Altmaier erteilt ersten Förderbescheid für Reallabor der Energiewende

18.12.2019
  ersten Förderbescheid für Reallabor der Energiewende Urheberrecht: BMWi/Eriksson

Mit SmartQuart startet heute das erste Reallabor der Energiewende. Im Juli 2019 hat Bundesminister Altmaier die 20 Gewinner im Ideenwettbewerb verkündet. SmartQuart ist das erste in einer Reihe von Reallaboren der Energiewende, mit denen das Bundesministerium für Wirtschaft und Energie den Transfer von Innovationen in die Praxis beschleunigt.
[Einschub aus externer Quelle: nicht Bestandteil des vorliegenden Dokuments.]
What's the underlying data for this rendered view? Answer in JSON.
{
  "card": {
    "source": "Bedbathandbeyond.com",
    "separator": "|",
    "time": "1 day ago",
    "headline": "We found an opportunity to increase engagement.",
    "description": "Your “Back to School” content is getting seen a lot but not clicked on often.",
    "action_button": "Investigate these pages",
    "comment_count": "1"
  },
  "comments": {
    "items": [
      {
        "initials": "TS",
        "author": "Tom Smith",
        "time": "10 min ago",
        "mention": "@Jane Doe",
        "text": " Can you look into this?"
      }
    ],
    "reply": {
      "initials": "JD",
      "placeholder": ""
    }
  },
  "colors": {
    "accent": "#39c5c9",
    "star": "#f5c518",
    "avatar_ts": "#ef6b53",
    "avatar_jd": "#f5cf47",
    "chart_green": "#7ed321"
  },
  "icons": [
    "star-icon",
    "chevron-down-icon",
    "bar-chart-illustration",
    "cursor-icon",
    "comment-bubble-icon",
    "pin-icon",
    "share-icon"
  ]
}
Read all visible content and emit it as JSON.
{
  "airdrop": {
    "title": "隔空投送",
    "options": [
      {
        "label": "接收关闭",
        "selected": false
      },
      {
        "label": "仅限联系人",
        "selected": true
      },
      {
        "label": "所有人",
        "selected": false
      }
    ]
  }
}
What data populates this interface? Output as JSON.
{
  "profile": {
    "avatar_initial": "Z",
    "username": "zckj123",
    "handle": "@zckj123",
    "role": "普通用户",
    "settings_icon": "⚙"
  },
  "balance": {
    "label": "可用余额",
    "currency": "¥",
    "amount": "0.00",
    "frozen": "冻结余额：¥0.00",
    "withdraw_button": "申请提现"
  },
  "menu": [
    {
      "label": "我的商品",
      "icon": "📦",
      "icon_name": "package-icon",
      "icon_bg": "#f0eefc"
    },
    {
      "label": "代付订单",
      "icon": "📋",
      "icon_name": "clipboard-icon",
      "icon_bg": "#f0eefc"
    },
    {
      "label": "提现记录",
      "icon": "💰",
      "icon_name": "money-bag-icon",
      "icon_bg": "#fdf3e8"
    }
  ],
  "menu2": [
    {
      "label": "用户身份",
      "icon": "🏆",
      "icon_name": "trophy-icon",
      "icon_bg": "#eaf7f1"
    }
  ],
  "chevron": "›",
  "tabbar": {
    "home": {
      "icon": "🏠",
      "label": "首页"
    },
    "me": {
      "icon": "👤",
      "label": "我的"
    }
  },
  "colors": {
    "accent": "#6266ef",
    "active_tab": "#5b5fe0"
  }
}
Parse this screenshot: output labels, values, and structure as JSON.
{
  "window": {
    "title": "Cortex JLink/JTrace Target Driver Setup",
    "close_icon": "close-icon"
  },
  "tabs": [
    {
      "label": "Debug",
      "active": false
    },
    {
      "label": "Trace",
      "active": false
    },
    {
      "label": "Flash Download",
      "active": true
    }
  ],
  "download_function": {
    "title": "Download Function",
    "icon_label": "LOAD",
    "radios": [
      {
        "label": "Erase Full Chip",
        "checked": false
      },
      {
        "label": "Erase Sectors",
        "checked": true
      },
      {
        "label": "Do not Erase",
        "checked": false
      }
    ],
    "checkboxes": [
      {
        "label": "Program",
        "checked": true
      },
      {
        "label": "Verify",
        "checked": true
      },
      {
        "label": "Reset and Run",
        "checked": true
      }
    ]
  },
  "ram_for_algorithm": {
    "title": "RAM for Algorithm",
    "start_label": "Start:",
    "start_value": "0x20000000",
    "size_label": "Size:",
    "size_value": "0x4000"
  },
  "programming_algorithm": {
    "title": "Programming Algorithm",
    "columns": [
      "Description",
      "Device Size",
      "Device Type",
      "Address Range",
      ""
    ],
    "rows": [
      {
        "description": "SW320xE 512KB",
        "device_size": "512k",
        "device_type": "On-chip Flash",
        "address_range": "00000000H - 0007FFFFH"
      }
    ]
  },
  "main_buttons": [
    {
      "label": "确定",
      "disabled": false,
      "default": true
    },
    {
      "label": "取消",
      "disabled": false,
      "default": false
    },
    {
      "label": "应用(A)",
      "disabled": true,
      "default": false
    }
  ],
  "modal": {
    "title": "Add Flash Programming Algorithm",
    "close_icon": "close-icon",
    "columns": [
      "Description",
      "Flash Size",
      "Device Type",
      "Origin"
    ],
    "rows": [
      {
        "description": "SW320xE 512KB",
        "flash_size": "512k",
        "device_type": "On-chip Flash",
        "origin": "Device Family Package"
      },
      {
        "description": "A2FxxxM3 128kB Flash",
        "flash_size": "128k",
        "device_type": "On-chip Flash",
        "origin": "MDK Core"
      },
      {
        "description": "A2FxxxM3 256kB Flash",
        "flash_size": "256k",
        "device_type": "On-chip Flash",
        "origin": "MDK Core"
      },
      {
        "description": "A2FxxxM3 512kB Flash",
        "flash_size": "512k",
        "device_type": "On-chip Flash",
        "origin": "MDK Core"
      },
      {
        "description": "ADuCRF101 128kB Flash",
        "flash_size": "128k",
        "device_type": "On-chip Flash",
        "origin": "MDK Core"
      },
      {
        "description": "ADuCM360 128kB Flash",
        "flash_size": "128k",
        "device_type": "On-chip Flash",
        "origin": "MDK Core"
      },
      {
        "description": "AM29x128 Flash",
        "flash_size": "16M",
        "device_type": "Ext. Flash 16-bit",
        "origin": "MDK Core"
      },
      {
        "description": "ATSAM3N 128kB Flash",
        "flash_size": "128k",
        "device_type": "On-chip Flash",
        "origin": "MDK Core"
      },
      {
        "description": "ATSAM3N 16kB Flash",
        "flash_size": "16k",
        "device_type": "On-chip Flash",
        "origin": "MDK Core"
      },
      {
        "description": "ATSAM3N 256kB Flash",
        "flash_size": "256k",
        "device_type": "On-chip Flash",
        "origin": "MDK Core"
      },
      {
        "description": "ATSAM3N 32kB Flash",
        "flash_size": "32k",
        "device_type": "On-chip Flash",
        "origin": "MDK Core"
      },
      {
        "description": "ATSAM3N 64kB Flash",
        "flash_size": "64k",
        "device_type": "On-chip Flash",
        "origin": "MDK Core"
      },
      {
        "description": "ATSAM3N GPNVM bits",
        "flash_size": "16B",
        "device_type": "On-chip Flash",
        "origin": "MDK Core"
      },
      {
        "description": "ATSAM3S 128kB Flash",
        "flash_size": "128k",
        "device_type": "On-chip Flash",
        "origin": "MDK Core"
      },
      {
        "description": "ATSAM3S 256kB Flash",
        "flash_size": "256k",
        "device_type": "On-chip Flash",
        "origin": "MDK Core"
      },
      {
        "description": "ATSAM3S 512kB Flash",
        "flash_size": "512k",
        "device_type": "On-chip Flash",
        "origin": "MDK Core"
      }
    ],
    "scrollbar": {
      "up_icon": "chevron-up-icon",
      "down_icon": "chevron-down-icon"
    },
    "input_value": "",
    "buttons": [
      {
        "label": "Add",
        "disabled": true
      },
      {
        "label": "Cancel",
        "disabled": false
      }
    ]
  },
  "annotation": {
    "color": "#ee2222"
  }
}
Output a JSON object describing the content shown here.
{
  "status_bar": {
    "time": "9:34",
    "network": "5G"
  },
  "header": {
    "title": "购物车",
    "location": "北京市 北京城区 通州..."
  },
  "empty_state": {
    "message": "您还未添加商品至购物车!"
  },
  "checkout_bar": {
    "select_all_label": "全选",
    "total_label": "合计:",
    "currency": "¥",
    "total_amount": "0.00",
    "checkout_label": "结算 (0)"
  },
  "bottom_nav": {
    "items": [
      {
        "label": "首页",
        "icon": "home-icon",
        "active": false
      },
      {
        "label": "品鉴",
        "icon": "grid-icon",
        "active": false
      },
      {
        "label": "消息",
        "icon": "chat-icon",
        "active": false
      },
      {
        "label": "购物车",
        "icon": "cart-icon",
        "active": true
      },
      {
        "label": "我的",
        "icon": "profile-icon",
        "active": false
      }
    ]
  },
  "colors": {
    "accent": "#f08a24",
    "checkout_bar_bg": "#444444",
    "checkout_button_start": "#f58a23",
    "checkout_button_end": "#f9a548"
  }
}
Bundesminister Altmaier: „Ich freue mich, dass das erste Reallabor der Energiewende jetzt die Arbeit aufnimmt. Unsere Reallabore der Energiewende sind Innovationsprojekte im Industriemaßstab. Wir entwickeln und erproben Technologien, die wir für unsere ehrgeizigen energie- und klimapolitischen Ziele brauchen und testen diese in den Reallaboren der Energiewende unter realen Bedingungen und im industriellen Maßstab. In den nächsten Wochen und Monaten werden wir Schritt für Schritt weitere Reallabore der Energiewende starten – deutschlandweit und auch in den Strukturwandelregionen.“

Die Konsortialleitung für dieses Reallabor übernimmt die innogy SE. Neben dem Lehrstuhl für Gebäude- und Raumklimatechnik (EBC) des E.ON ERC ist die RWTH ebenfalls durch den Lehrstuhl für Energieeffizientes Bauen (e3d) sowie das Lehr- und Forschungsgebiet Immobilienprojektentwicklung (IPE) vertreten. Weitere Partner aus der Industrie und der Startup-Szene sind gridX GmbH, Hydrogenious Technologies GmbH, OFB Projektentwicklung GmbH, RWE Power AG, Stadt Bedburg, Verbandsgemeinde Kaisersesch und Viessmann Werke GmbH & Co. KG.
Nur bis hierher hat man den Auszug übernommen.